Je ne suis pas parfaite, mais je suis avant tout humaine. Bien évidemment, chaque rupture amicale, et bien plus que les amoureuses je crois, m’a heurtée violemment. En sortir indemne est une chimère. Ce tiraillement intérieur entre le besoin primal d’être accepté, et le désir puissant d’être fidèle à soi-même. Et pourtant, je ne regrette rien. Je ne serais pas là où je suis, comme je suis, sans ces blessures.
En venir à ce constat également : il y a des personnes qui méritent quelques souplesses et d’autres, non. Des choix, encore et toujours. Et l’envie de fermer la porte avant qu’un sentiment haineux ne remplace la désillusion.
Dans chacune de ces situations, je me suis levée pour moi. Pour la vie que je souhaite mener, pour les gens que je veux aimer, pour ma conscience malmenée. Ça vaudrait presque tout l’or du monde. Être soi-même à un prix, devenir le reflet de ceux qui n’y arrivent pas.
Mais là, au bout du chemin, une lumière. Plus j’avance, plus elle grandit. Elle est douce, chaude, apaisante. Elle s’appelle sérénité. Et elle devrait être accessible au plus grand nombre.

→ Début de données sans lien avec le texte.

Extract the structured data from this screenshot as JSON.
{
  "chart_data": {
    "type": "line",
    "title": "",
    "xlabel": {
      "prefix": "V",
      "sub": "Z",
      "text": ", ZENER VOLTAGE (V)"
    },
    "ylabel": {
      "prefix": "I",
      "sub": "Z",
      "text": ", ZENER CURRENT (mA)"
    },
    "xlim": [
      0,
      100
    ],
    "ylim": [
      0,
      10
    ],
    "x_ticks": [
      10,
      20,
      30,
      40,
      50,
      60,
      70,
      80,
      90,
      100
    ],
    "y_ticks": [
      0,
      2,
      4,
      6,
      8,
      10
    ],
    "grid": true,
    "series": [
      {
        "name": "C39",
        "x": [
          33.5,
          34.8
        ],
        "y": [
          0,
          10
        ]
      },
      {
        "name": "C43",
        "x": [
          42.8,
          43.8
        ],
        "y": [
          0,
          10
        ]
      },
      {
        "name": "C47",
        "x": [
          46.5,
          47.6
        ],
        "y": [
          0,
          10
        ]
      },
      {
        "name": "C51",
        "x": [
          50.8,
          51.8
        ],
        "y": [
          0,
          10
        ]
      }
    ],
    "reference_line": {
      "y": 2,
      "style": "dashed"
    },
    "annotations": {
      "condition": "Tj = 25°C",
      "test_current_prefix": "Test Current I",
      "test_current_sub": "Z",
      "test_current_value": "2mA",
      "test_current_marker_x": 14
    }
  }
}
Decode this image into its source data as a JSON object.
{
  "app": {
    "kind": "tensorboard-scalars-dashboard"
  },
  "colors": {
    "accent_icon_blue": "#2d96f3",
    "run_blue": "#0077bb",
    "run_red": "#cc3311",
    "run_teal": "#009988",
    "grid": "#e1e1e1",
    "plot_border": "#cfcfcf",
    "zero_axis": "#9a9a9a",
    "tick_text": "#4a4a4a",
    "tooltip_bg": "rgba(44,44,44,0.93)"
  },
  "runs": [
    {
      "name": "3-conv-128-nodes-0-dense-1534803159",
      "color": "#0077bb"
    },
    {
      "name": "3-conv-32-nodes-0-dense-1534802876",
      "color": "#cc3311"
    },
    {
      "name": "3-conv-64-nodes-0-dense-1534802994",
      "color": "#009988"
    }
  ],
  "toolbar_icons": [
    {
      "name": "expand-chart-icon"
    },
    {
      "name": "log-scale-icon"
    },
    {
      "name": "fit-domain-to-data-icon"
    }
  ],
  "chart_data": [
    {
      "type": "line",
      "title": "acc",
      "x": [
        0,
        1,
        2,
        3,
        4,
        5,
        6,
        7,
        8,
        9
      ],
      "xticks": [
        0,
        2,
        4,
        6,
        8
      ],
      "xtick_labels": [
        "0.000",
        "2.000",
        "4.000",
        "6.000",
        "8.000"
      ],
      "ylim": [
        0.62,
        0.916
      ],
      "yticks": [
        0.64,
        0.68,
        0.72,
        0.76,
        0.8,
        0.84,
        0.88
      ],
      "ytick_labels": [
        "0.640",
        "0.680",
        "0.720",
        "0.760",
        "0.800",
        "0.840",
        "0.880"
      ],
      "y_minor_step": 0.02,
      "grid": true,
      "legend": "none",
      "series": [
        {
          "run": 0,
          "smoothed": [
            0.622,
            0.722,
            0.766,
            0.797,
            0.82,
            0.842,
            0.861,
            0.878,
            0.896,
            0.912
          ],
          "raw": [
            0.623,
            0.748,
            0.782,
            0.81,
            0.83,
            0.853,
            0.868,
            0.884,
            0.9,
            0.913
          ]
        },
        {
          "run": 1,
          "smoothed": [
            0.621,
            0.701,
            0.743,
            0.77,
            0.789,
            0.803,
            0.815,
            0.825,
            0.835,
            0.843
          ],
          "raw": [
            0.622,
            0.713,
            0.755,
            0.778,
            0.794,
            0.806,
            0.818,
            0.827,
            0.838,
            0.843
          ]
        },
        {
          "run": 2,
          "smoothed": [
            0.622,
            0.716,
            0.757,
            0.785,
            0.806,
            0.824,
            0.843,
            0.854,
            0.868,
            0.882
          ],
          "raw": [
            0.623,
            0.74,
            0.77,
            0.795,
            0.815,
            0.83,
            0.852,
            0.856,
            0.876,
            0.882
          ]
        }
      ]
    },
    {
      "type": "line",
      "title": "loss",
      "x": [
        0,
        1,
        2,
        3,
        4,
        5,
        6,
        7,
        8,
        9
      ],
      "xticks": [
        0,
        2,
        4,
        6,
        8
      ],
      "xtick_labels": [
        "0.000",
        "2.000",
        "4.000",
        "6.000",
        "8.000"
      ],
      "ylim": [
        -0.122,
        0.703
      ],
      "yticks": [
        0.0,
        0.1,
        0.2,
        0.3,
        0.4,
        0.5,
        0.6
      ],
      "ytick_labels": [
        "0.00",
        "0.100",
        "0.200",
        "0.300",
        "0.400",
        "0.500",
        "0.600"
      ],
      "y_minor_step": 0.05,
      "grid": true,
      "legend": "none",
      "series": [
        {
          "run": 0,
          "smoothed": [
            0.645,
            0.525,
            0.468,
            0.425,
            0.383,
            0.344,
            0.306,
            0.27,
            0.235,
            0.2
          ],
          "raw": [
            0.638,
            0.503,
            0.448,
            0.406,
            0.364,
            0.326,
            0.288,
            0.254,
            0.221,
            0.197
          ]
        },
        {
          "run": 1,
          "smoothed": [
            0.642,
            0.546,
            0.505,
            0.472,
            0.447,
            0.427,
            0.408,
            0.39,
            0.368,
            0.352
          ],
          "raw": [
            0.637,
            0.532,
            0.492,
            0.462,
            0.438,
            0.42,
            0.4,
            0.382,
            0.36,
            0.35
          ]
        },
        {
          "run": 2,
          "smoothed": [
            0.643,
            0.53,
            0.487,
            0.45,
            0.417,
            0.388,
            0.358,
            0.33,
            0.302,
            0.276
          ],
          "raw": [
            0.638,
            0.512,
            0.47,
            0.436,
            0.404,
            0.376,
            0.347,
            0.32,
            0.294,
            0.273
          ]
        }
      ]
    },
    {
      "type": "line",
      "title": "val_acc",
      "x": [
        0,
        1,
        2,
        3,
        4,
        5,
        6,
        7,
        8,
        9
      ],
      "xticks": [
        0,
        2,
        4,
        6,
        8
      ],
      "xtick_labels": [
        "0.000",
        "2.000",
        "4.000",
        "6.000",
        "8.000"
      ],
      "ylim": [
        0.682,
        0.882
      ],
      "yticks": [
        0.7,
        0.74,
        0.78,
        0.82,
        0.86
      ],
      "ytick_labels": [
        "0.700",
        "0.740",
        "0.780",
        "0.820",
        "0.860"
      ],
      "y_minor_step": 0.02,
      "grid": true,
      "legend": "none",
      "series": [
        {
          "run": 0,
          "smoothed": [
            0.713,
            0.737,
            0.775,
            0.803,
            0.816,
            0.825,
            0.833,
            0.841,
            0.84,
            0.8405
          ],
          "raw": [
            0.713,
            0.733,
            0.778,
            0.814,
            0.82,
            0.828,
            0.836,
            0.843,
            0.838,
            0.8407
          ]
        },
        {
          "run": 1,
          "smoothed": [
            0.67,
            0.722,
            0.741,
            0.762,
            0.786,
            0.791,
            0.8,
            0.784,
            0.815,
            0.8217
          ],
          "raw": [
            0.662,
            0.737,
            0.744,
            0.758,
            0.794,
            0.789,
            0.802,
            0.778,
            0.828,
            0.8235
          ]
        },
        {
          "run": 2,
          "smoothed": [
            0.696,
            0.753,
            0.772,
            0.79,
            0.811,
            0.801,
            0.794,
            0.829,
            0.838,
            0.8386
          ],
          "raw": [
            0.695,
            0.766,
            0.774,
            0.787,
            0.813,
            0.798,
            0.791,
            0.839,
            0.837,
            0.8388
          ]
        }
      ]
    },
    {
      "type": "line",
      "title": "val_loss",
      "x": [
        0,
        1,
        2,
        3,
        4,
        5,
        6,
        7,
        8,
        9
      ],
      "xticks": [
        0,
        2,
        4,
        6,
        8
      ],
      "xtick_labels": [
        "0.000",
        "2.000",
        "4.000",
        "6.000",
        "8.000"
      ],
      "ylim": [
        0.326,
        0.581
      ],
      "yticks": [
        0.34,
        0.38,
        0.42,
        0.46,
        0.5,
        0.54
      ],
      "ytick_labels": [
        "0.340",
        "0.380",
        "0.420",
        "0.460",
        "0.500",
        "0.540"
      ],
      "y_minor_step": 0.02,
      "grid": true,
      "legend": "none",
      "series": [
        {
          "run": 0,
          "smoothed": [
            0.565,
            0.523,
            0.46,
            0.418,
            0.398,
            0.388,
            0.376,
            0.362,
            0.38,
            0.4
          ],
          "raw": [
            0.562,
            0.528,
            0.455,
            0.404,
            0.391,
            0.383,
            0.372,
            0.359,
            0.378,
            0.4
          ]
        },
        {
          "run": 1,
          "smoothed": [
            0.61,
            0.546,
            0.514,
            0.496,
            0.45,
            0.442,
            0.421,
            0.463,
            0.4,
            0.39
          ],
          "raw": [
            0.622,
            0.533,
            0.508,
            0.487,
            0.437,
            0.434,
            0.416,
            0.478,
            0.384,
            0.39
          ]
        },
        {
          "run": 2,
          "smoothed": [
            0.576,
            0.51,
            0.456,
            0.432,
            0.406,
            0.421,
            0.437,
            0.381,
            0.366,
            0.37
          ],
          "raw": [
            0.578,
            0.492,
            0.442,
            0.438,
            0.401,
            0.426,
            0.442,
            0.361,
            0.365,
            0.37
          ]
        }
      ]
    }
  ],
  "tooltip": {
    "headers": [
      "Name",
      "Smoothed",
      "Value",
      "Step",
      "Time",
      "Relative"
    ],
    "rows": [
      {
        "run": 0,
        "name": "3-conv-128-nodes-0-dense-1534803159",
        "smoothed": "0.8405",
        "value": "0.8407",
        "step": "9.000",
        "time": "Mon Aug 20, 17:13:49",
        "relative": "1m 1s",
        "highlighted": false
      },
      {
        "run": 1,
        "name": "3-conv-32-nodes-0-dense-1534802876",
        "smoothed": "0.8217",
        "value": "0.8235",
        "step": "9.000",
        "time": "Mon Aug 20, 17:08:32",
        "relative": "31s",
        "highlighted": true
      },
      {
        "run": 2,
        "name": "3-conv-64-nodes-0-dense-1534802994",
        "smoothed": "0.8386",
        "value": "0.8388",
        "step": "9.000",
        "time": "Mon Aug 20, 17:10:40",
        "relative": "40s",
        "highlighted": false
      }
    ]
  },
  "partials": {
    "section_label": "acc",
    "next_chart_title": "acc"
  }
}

Non, aucune affection ne doit nous coûter notre paix intérieure. Qu’elle soit faite de cris, ou de silences assourdissants tout aussi douloureux. Lever l’ancre enfin, sans heurts, et suivre l’horizon. Parce qu’il y a toujours un avenir qui nous attend, fait de rencontres surprenantes, et d’amitiés improbables. Parce que la qualité vaut mieux que la quantité, et qu’on devrait appliquer cette maxime avant tout à nos relations humaines.
Alors, s’il faut voguer quelque temps en solitaire, les embruns claquant sur mon visage, face au soleil, j’embarquerai sans hésiter. Qui m’aimera, verra.